Ja, Low-Carb hat viele gesundheitliche Vorteile! Die Verminderung von hyperglykämischen Phasen reduziert das Diabetes-Risiko deutlich. Außerdem werden tendentiell weniger AGE ("Advanced glycation endproducts") gebildet, die das Bindegewebe altern lassen. Zudem sind die Glykogenspeicher nicht vollständig gefüllt, so dass der Körper bei längeren Phasen der Nahrungskarenz schneller auf Fettverbrennung umstellt. Der Alterungsprozess an sich wird aber dadurch allenfalls geringfügig verlangsamt.

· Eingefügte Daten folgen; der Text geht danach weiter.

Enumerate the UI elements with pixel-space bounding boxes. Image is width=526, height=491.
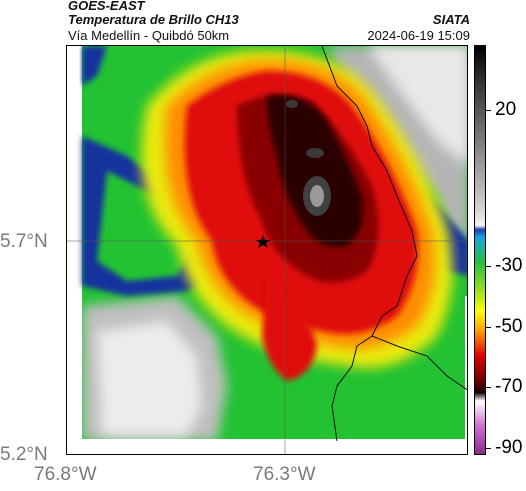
timestamp: 2024-06-19 15:09 [367,28,470,43]
no-data-strip [67,439,467,454]
colorbar-tick-20 [486,110,491,111]
boundary-line-1 [321,46,418,442]
colorbar-label-m30: -30 [495,255,523,276]
colorbar-tick-m90 [486,448,491,449]
overshooting-top-3 [286,100,298,108]
star-icon [256,235,270,248]
colorbar-label-m90: -90 [495,437,523,458]
colorbar-tick-m30 [486,266,491,267]
colorbar-label-m70: -70 [495,376,523,397]
colorbar-tick-m50 [486,327,491,328]
cold-band-nw [82,46,107,86]
satellite-map[interactable] [66,45,468,455]
no-data-left [67,46,82,454]
brightness-temperature-field [67,46,467,454]
organization-label: SIATA [432,12,470,27]
overshooting-top-1-core [310,185,324,207]
cold-core [267,95,363,248]
clear-sky-core-sw [97,321,202,436]
lat-tick-1: 5.7°N [0,231,48,252]
lon-tick-2: 76.3°W [253,464,316,485]
colorbar-tick-m70 [486,387,491,388]
boundary-line-2 [371,335,467,391]
red-tongue-south [262,276,317,381]
colorbar [474,45,486,455]
colorbar-label-m50: -50 [495,316,523,337]
green-patch-west [97,171,197,281]
lat-tick-2: 5.2°N [0,444,48,465]
overshooting-top-2 [306,148,324,158]
product-title: Temperatura de Brillo CH13 [68,12,239,27]
satellite-source: GOES-EAST [68,0,145,13]
region-label: Vía Medellín - Quibdó 50km [68,28,230,43]
clear-sky-core-ne [367,46,467,165]
colorbar-label-20: 20 [495,99,517,120]
lon-tick-1: 76.8°W [34,464,97,485]
no-data-right [465,296,467,454]
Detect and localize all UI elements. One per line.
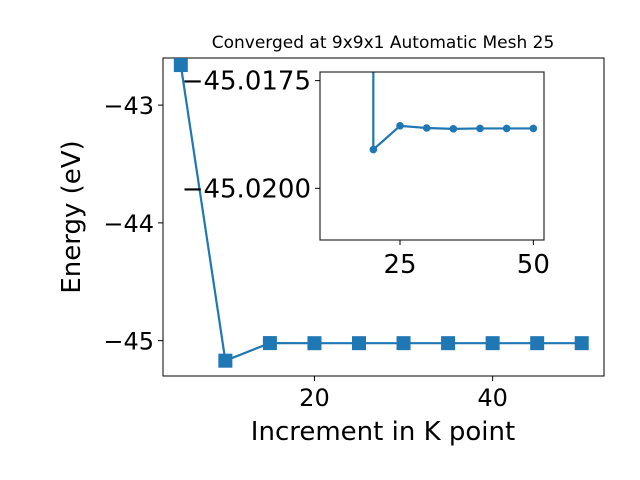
- chart-title: Converged at 9x9x1 Automatic Mesh 25: [212, 33, 555, 53]
- data-point-square: [307, 336, 322, 351]
- inset-x-tick-label: 50: [517, 250, 550, 280]
- inset-series-line: [372, 72, 534, 152]
- data-point-square: [574, 336, 589, 351]
- data-point-square: [262, 336, 277, 351]
- y-tick-label: −43: [103, 92, 154, 120]
- main-series: [173, 58, 589, 368]
- inset-data-point: [396, 122, 404, 130]
- data-point-square: [485, 336, 500, 351]
- inset-axes-frame: [319, 71, 545, 241]
- series-line: [179, 64, 582, 363]
- main-plot: 20 40 −43 −44 −45: [103, 57, 605, 412]
- y-tick-label: −44: [103, 210, 154, 238]
- main-tick-group: 20 40 −43 −44 −45: [103, 92, 508, 412]
- inset-tick-group: 25 50 −45.0200 −45.0175: [182, 67, 550, 280]
- data-point-square: [396, 336, 411, 351]
- inset-series: [369, 72, 538, 154]
- x-tick-label: 40: [477, 384, 508, 412]
- x-axis-label: Increment in K point: [251, 417, 515, 447]
- data-point-square: [218, 353, 233, 368]
- data-point-square: [441, 336, 456, 351]
- inset-data-point: [369, 145, 378, 154]
- x-tick-label: 20: [299, 384, 330, 412]
- y-axis-label: Energy (eV): [57, 140, 87, 293]
- inset-x-tick-label: 25: [383, 250, 416, 280]
- inset-data-point: [476, 124, 484, 133]
- main-axes-frame: [162, 57, 605, 377]
- inset-data-point: [422, 124, 431, 132]
- y-tick-label: −45: [103, 328, 154, 356]
- inset-data-point: [449, 125, 458, 133]
- inset-background: [320, 72, 544, 240]
- inset-data-point: [502, 124, 511, 133]
- data-point-square: [530, 336, 545, 351]
- data-point-square: [352, 336, 366, 351]
- data-point-square: [173, 58, 188, 73]
- inset-plot: 25 50 −45.0200 −45.0175: [182, 67, 550, 280]
- inset-y-tick-label: −45.0175: [182, 67, 311, 97]
- inset-data-point: [529, 124, 538, 133]
- inset-y-tick-label: −45.0200: [182, 174, 311, 204]
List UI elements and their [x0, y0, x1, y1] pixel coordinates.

#5 RE: Low-Carb Strategie von Ununheilig 20.03.2014 11:28

Ich mache auch seit ca. 2 Jahren moderates Low-Carb. Habe dadurch ca. 7-8 Kg abgenommen, war auch vorher eigentlich einigermaßen schlank, nunmehr wieder schön definiert.[smile]

Allerdings esse ich sehr gerne Brot. Für das Frühstück habe ich auch noch keine vernünftige Alternative gefunden, Quark usw. schmeckt mir morgens noch nicht so und passt auch nicht zu Kaffee bzw. Tee. Auch Rühreier sind morgens gewöhnungsbedürftig.
Auf mein Gewicht hat der morgentliche Brot/Brötchenkonsum jedoch scheinbar keinen wesentlichen Einfluss.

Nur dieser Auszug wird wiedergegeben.